Insulin VNTR allele-specific effect in type 1 diabetes depends on identity of untransmitted paternal allele. The IMDIAB Group.

The IDDM2 type 1 diabetes susceptibility locus was mapped to and identified as allelic variation at the insulin gene (INS) VNTR regulatory polymorphism. In Caucasians, INS VNTR alleles divide into two discrete size classes. Class I alleles (26 to 63 repeats) predispose in a recessive way to type 1 diabetes, while class III alleles (140 to more than 200 repeats) are dominantly protective. The protective effect may be explained by higher levels of class III VNTR-associated INS mRNA in thymus such that elevated levels of preproinsulin protein enhance immune tolerance to preproinsulin, a key autoantigen in type 1 diabetes pathogenesis. The mode of action of IDDM2 is complicated, however, by parent-of-origin effects and possible allelic heterogeneity within the two defined allele classes. We have now analysed transmission of specific VNTR alleles in 1,316 families and demonstrate that a particular class I allele does not predispose to disease when paternally inherited, suggestive of polymorphic imprinting. But this paternal effect is observed only when the father's untransmitted allele is a class III. This allelic interaction is reminiscent of epigenetic phenomena observed in plants (for example, paramutation; ref. 17) and in yeast (for example, trans-inactivation; ref. 18). If untransmitted chromosomes can have functional effects on the biological properties of transmitted chromosomes, the implications for human genetics and disease are potentially considerable.

A search for type 1 diabetes susceptibility genes in families from the United Kingdom.

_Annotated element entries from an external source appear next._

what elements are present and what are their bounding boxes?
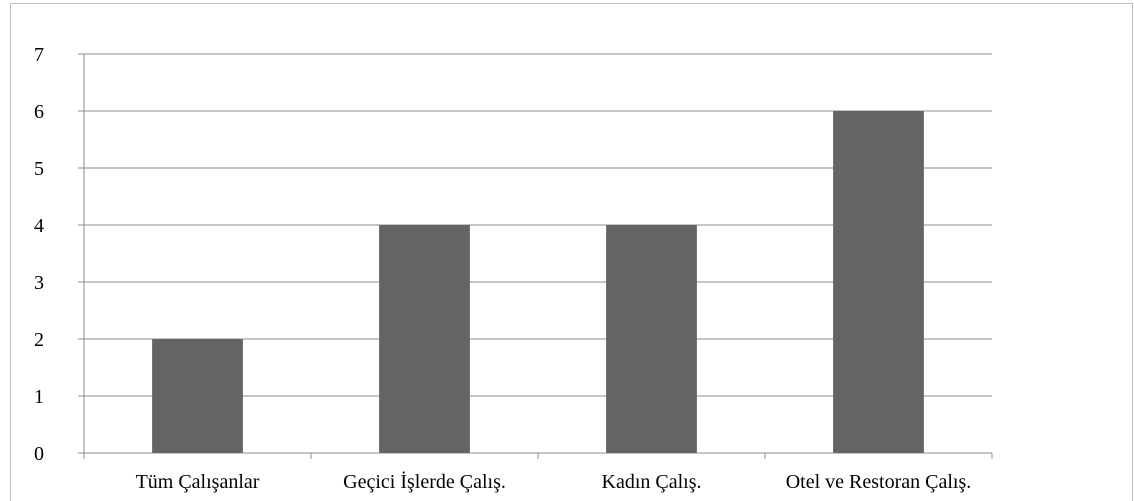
y-tick-label-2: 2 xyxy=(34,329,44,351)
bar-3 xyxy=(833,111,924,453)
y-tick-label-1: 1 xyxy=(34,386,44,408)
bar-2 xyxy=(606,225,697,453)
y-tick-label-0: 0 xyxy=(34,443,44,465)
y-tick-label-6: 6 xyxy=(34,101,44,123)
y-tick-label-3: 3 xyxy=(34,272,44,294)
x-category-label-1: Geçici İşlerde Çalış. xyxy=(343,470,506,493)
x-category-label-3: Otel ve Restoran Çalış. xyxy=(786,471,972,493)
chart-frame xyxy=(10,3,1133,501)
y-tick-label-5: 5 xyxy=(34,158,44,180)
bar-1 xyxy=(379,225,470,453)
y-tick-label-7: 7 xyxy=(34,44,44,66)
x-category-label-0: Tüm Çalışanlar xyxy=(136,471,260,493)
x-category-label-2: Kadın Çalış. xyxy=(602,471,702,493)
bar-0 xyxy=(152,339,243,453)
y-tick-label-4: 4 xyxy=(34,215,44,237)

Genetic analysis of a mouse model of major histocompatability complex (MHC)-associated autoimmune type 1 (insulin-dependent) diabetes mellitus (IDDM) has shown that the disease is caused by a combination of a major effect at the MHC and at least ten other susceptibility loci elsewhere in the genome. A genome-wide scan of 93 affected sibpair families (ASP) from the UK (UK93) indicated a similar genetic basis for human type 1 diabetes, with the major genetic component at the MHC locus (IDDM1) explaining 34% of the familial clustering of the disease (lambda(s)=2.5; refs 3,4). In the present report, we have analysed a further 263 multiplex families from the same population (UK263) to provide a total UK data set of 356 ASP families (UK356). Only four regions of the genome outside IDDM1/MHC, which was still the only major locus detected, were not excluded at lambda(s)=3 and lod=-2, of which two showed evidence of linkage: chromosome 10p13-p11 (maximum lod score (MLS)=4.7, P=3x10(-6), lambda(s)=1.56) and chromosome 16q22-16q24 (MLS=3.4, P=6.5x10(-5), lambda(s)=1.6). These and other novel regions, including chromosome 14q12-q21 and chromosome 19p13-19q13, could potentially harbour disease loci but confirmation and fine mapping cannot be pursued effectively using conventional linkage analysis. Instead, more powerful linkage disequilibrium-based and haplotype mapping approaches must be used; such data is already emerging for several type 1 diabetes loci detected initially by linkage.